While agreeing that standards are needed, Waldren, of
the American Academy of Family Physicians, disagrees that personal health records
need to be Web-based. Although he says Web-based models will eventually dominate
the field, Waldren says there are desktop personal health records available "that
are network-able."
But Fotsch wonders if the models mentioned by Waldren
allow secured online communication between physicians and patients. Without that,
Fotsch says, a personal health record is like an ATM with no money that only allows
you to check your balance.
Fotsch says a personal health record should resemble
a continuity of care record or continuity of care document—two vetted and accepted
formats for transmitting basic patient-care data. The personal health records should
have defined fields where particular types of data are entered and displayed, and
they also should feature a secure e-mail connection between patient and physician.
"There’s a structure around a personal health record,"
Fotsch says. "So, if you say you accept a personal health record, you know what
you’re accepting."
Along with all the other
clinical, business and liability concerns, Fotsch says, physicians should be concerned
with computer viruses infecting patients’ disks, adding that "our IT department
would string us up" if outside disks were routinely introduced to the computer system.
In terms of physicians being liable for information
in a personal health record, Fotsch says, physicians need to establish ground rules
with their patients ahead of time.
"If I’m a physician and I offer you a PHR and you make
changes on your own—or you go to some other doctor who makes changes—and I call
in a wrong prescription, am I liable?" Fotsch asks. "No, I’m not, but only if—when
I issued the personal health record—I set the rules of the road that I need to be
notified of changes. You don’t say to a patient, ‘Here’s a bottle of medicine. Good
luck.’ "
Personal health records primarily eliminate telephone
tag and the waiting-room pop quiz where patients receive a form attached to a clipboard
and attempt to reconstruct their medical history by memory, Fotsch explains. Instead
of fearing personal health records, Fotsch says physicians should welcome them.
"What they should be frightened
of is basing medical care on information that patients happen to remember and scribble
down on a piece of paper," he says. "But that’s the standard of care."
Medem’s iHealthRecord is offered to patients through
their doctors. While health plans and employers are offering their members and employees
personal health records, Fotsch says the adoption of these products has been low
because patients are concerned that the information these personal health records
contain may somehow be used against them to deny either medical treatment or a job.
"Do you want to give this information to the people
who would raise your rates?" Fotsch asks. "It’s like getting a form from your car
insurance company saying, ‘Write down how often you speed.’ "
Even when records are offered by physicians, interest
is still low, says Joseph Heyman, a gynecologist and American Medical Association
trustee.
"I have some patients
using it, but not that many," he says, adding that there has not been an overwhelming
business case supporting the use of personal health records.
Reisman says part of the problem may lie in the origins
of electronic medical record systems.

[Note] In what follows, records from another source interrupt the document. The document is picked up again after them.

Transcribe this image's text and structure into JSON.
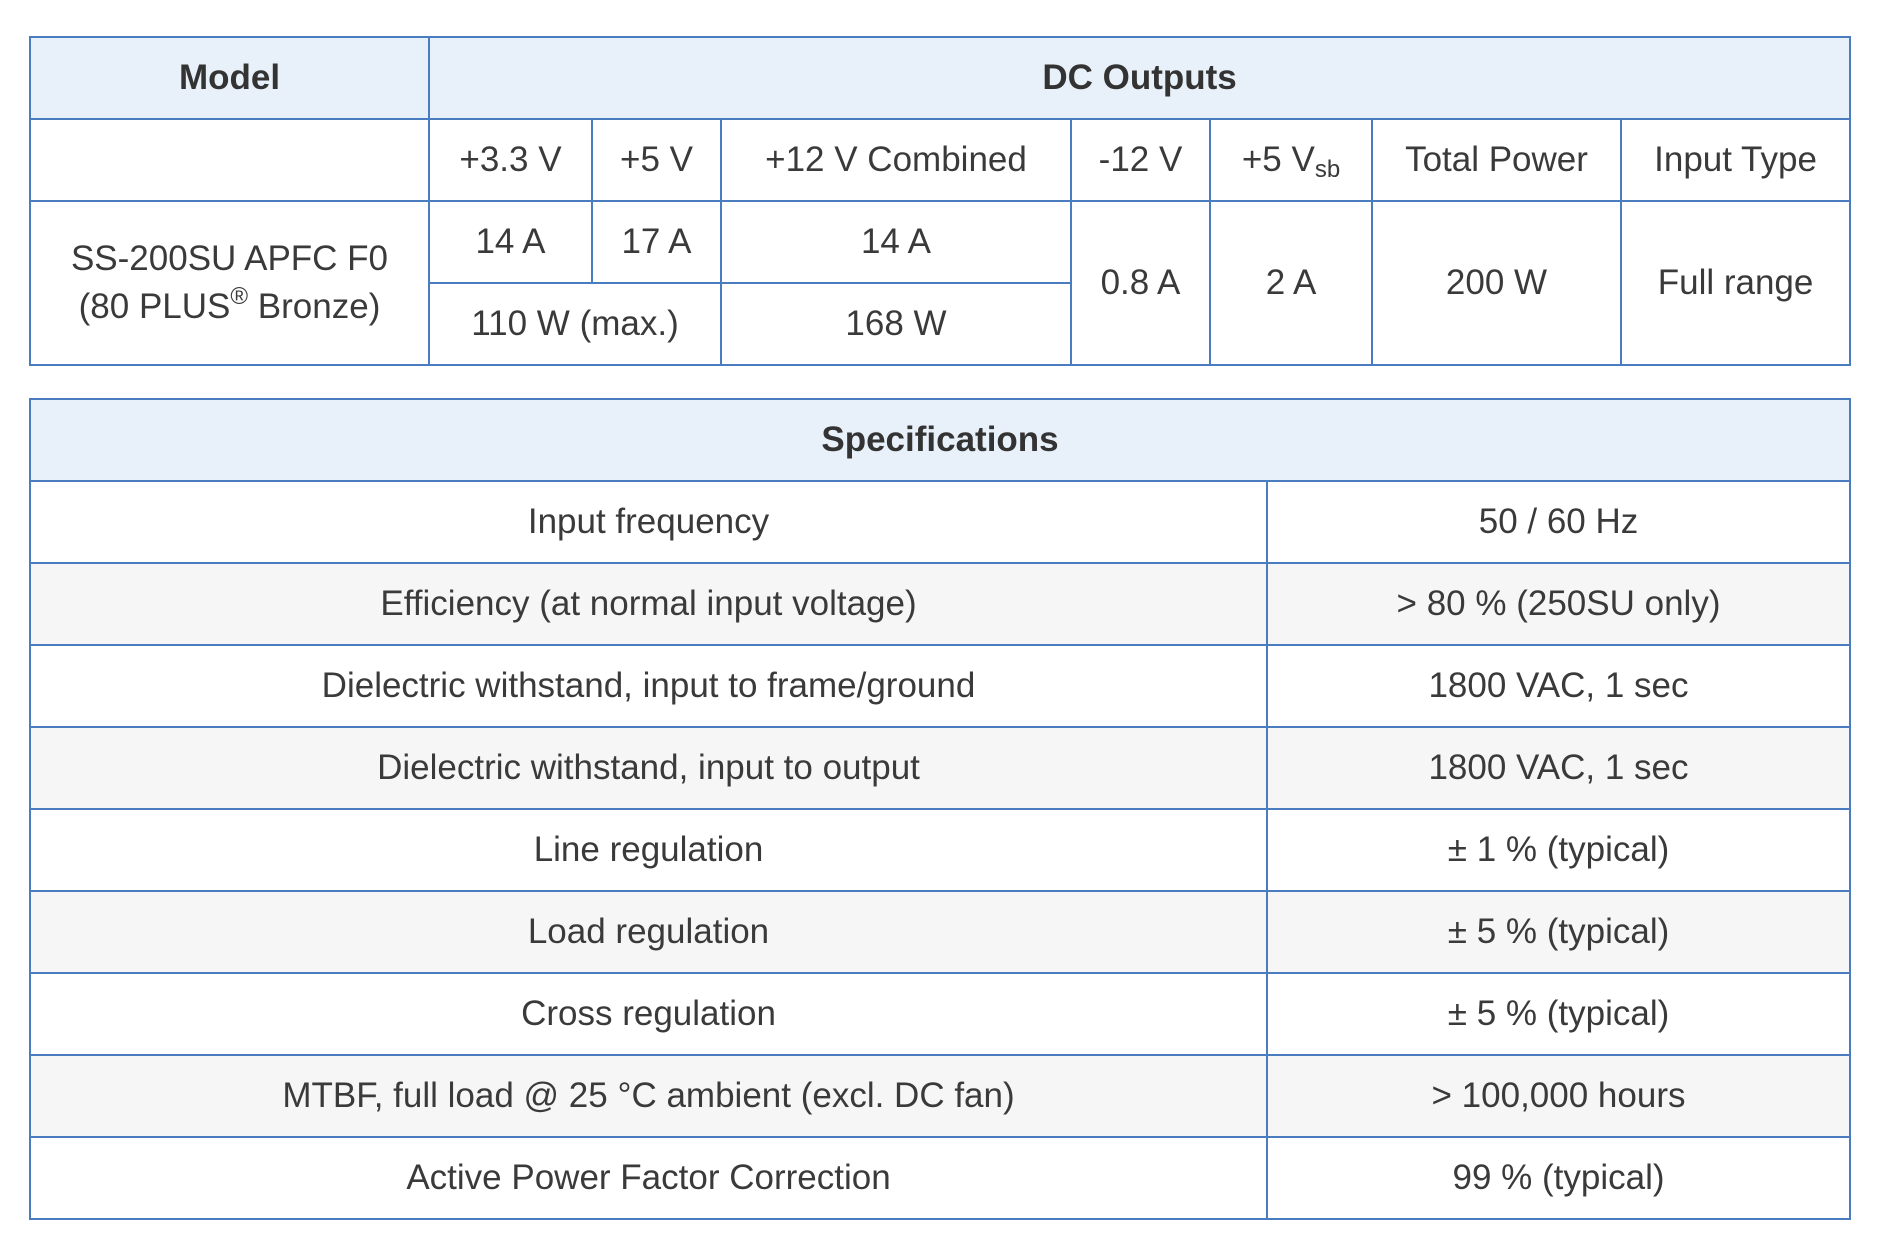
{
  "dc_outputs": {
    "header_model": "Model",
    "header_dc": "DC Outputs",
    "columns": {
      "v33": "+3.3 V",
      "v5": "+5 V",
      "v12": "+12 V Combined",
      "vneg12": "-12 V",
      "vsb_main": "+5 V",
      "vsb_sub": "sb",
      "total": "Total Power",
      "input": "Input Type"
    },
    "model_line1": "SS-200SU APFC F0",
    "model_line2_pre": "(80 PLUS",
    "model_line2_sup": "®",
    "model_line2_post": " Bronze)",
    "values": {
      "a33": "14 A",
      "a5": "17 A",
      "a12": "14 A",
      "w_combined_low": "110 W (max.)",
      "w_12": "168 W",
      "aneg12": "0.8 A",
      "avsb": "2 A",
      "total": "200 W",
      "input": "Full range"
    }
  },
  "specifications": {
    "title": "Specifications",
    "rows": [
      {
        "label": "Input frequency",
        "value": "50 / 60 Hz"
      },
      {
        "label": "Efficiency (at normal input voltage)",
        "value": "> 80 % (250SU only)"
      },
      {
        "label": "Dielectric withstand, input to frame/ground",
        "value": "1800 VAC, 1 sec"
      },
      {
        "label": "Dielectric withstand, input to output",
        "value": "1800 VAC, 1 sec"
      },
      {
        "label": "Line regulation",
        "value": "± 1 % (typical)"
      },
      {
        "label": "Load regulation",
        "value": "± 5 % (typical)"
      },
      {
        "label": "Cross regulation",
        "value": "± 5 % (typical)"
      },
      {
        "label": "MTBF, full load @ 25 °C ambient (excl. DC fan)",
        "value": "> 100,000 hours"
      },
      {
        "label": "Active Power Factor Correction",
        "value": "99 % (typical)"
      }
    ]
  }
}
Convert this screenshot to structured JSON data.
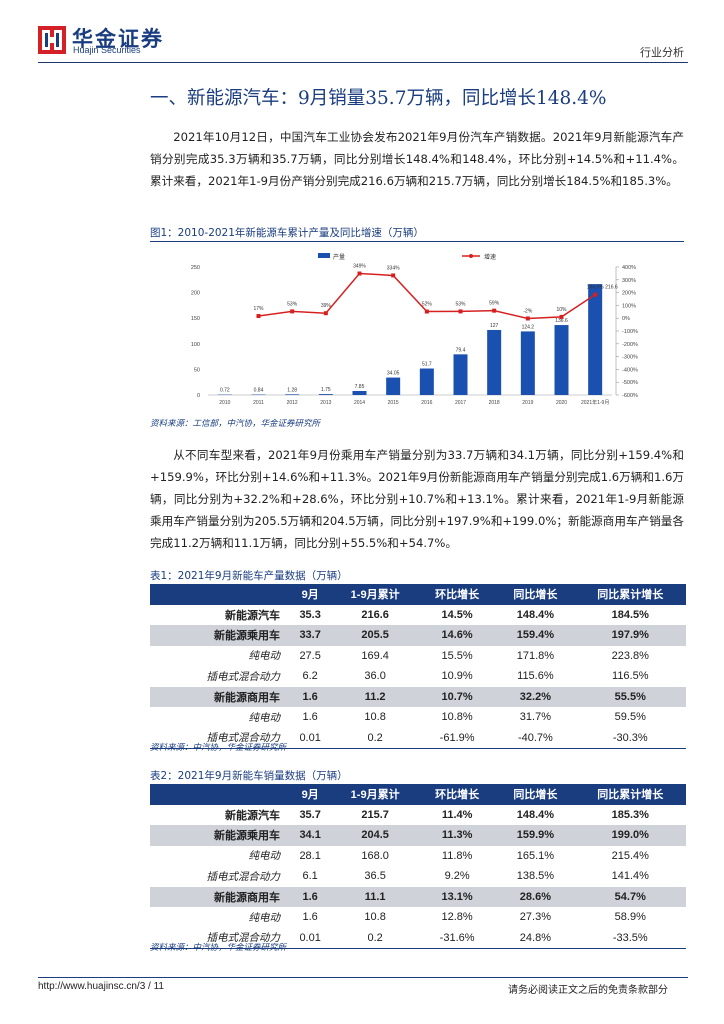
{
  "header": {
    "logo_cn": "华金证券",
    "logo_en": "Huajin Securities",
    "tag": "行业分析"
  },
  "section_title": "一、新能源汽车：9月销量35.7万辆，同比增长148.4%",
  "para1": "2021年10月12日，中国汽车工业协会发布2021年9月份汽车产销数据。2021年9月新能源汽车产销分别完成35.3万辆和35.7万辆，同比分别增长148.4%和148.4%，环比分别+14.5%和+11.4%。累计来看，2021年1-9月份产销分别完成216.6万辆和215.7万辆，同比分别增长184.5%和185.3%。",
  "figure_caption": "图1：2010-2021年新能源车累计产量及同比增速（万辆）",
  "figure_source": "资料来源：工信部，中汽协，华金证券研究所",
  "chart_data": {
    "type": "bar",
    "title": "",
    "legend": [
      "产量",
      "增速"
    ],
    "categories": [
      "2010",
      "2011",
      "2012",
      "2013",
      "2014",
      "2015",
      "2016",
      "2017",
      "2018",
      "2019",
      "2020",
      "2021年1-9月"
    ],
    "series": [
      {
        "name": "产量",
        "type": "bar",
        "values": [
          0.72,
          0.84,
          1.28,
          1.75,
          7.85,
          34.05,
          51.7,
          79.4,
          127,
          124.2,
          136.6,
          216.6
        ],
        "labels": [
          "0.72",
          "0.84",
          "1.28",
          "1.75",
          "7.85",
          "34.05",
          "51.7",
          "79.4",
          "127",
          "124.2",
          "136.6",
          ""
        ]
      },
      {
        "name": "增速",
        "type": "line",
        "values": [
          null,
          17,
          53,
          39,
          349,
          334,
          52,
          53,
          59,
          -2,
          10,
          184.5
        ],
        "labels": [
          "",
          "17%",
          "53%",
          "39%",
          "349%",
          "334%",
          "52%",
          "53%",
          "59%",
          "-2%",
          "10%",
          "184.5%"
        ]
      }
    ],
    "y_left_ticks": [
      "250",
      "200",
      "150",
      "100",
      "50",
      "0"
    ],
    "y_left_range": [
      0,
      250
    ],
    "y_right_ticks": [
      "400%",
      "300%",
      "200%",
      "100%",
      "0%",
      "-100%",
      "-200%",
      "-300%",
      "-400%",
      "-500%",
      "-600%"
    ],
    "y_right_range": [
      -600,
      400
    ],
    "last_bar_label": "216.6",
    "colors": {
      "bar": "#1a50b0",
      "line": "#d62020"
    }
  },
  "para2": "从不同车型来看，2021年9月份乘用车产销量分别为33.7万辆和34.1万辆，同比分别+159.4%和+159.9%，环比分别+14.6%和+11.3%。2021年9月份新能源商用车产销量分别完成1.6万辆和1.6万辆，同比分别为+32.2%和+28.6%，环比分别+10.7%和+13.1%。累计来看，2021年1-9月新能源乘用车产销量分别为205.5万辆和204.5万辆，同比分别+197.9%和+199.0%；新能源商用车产销量各完成11.2万辆和11.1万辆，同比分别+55.5%和+54.7%。",
  "table1": {
    "caption": "表1：2021年9月新能车产量数据（万辆）",
    "headers": [
      "",
      "9月",
      "1-9月累计",
      "环比增长",
      "同比增长",
      "同比累计增长"
    ],
    "rows": [
      {
        "cells": [
          "新能源汽车",
          "35.3",
          "216.6",
          "14.5%",
          "148.4%",
          "184.5%"
        ],
        "style": "bold"
      },
      {
        "cells": [
          "新能源乘用车",
          "33.7",
          "205.5",
          "14.6%",
          "159.4%",
          "197.9%"
        ],
        "style": "bold grey"
      },
      {
        "cells": [
          "纯电动",
          "27.5",
          "169.4",
          "15.5%",
          "171.8%",
          "223.8%"
        ],
        "style": "sub"
      },
      {
        "cells": [
          "插电式混合动力",
          "6.2",
          "36.0",
          "10.9%",
          "115.6%",
          "116.5%"
        ],
        "style": "sub"
      },
      {
        "cells": [
          "新能源商用车",
          "1.6",
          "11.2",
          "10.7%",
          "32.2%",
          "55.5%"
        ],
        "style": "bold grey"
      },
      {
        "cells": [
          "纯电动",
          "1.6",
          "10.8",
          "10.8%",
          "31.7%",
          "59.5%"
        ],
        "style": "sub"
      },
      {
        "cells": [
          "插电式混合动力",
          "0.01",
          "0.2",
          "-61.9%",
          "-40.7%",
          "-30.3%"
        ],
        "style": "sub"
      }
    ],
    "source": "资料来源：中汽协，华金证券研究所"
  },
  "table2": {
    "caption": "表2：2021年9月新能车销量数据（万辆）",
    "headers": [
      "",
      "9月",
      "1-9月累计",
      "环比增长",
      "同比增长",
      "同比累计增长"
    ],
    "rows": [
      {
        "cells": [
          "新能源汽车",
          "35.7",
          "215.7",
          "11.4%",
          "148.4%",
          "185.3%"
        ],
        "style": "bold"
      },
      {
        "cells": [
          "新能源乘用车",
          "34.1",
          "204.5",
          "11.3%",
          "159.9%",
          "199.0%"
        ],
        "style": "bold grey"
      },
      {
        "cells": [
          "纯电动",
          "28.1",
          "168.0",
          "11.8%",
          "165.1%",
          "215.4%"
        ],
        "style": "sub"
      },
      {
        "cells": [
          "插电式混合动力",
          "6.1",
          "36.5",
          "9.2%",
          "138.5%",
          "141.4%"
        ],
        "style": "sub"
      },
      {
        "cells": [
          "新能源商用车",
          "1.6",
          "11.1",
          "13.1%",
          "28.6%",
          "54.7%"
        ],
        "style": "bold grey"
      },
      {
        "cells": [
          "纯电动",
          "1.6",
          "10.8",
          "12.8%",
          "27.3%",
          "58.9%"
        ],
        "style": "sub"
      },
      {
        "cells": [
          "插电式混合动力",
          "0.01",
          "0.2",
          "-31.6%",
          "24.8%",
          "-33.5%"
        ],
        "style": "sub"
      }
    ],
    "source": "资料来源：中汽协，华金证券研究所"
  },
  "footer": {
    "url": "http://www.huajinsc.cn/3 / 11",
    "disclaimer": "请务必阅读正文之后的免责条款部分"
  }
}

When they were being developed in the 1990s,
he says, the focus was on improving efficiency, not on boosting quality and safety.
"I’m not sure there’s
been much input from physicians on PHRs," he says.
Internist Dr. Michael Zaroukian, chief medical information
officer at Michigan State University, agreed, noting that a lack of a business case
and scant clinical evidence supporting the use of personal health records has led
to physician indifference.
"What providers are saying is either nothing, because
they don’t see it on their horizon, or it’s one more thing they have to do that
they don’t get paid for," he says. "[PHRs] have the potential, if used correctly,
to improve care, but just because they could doesn’t mean they will."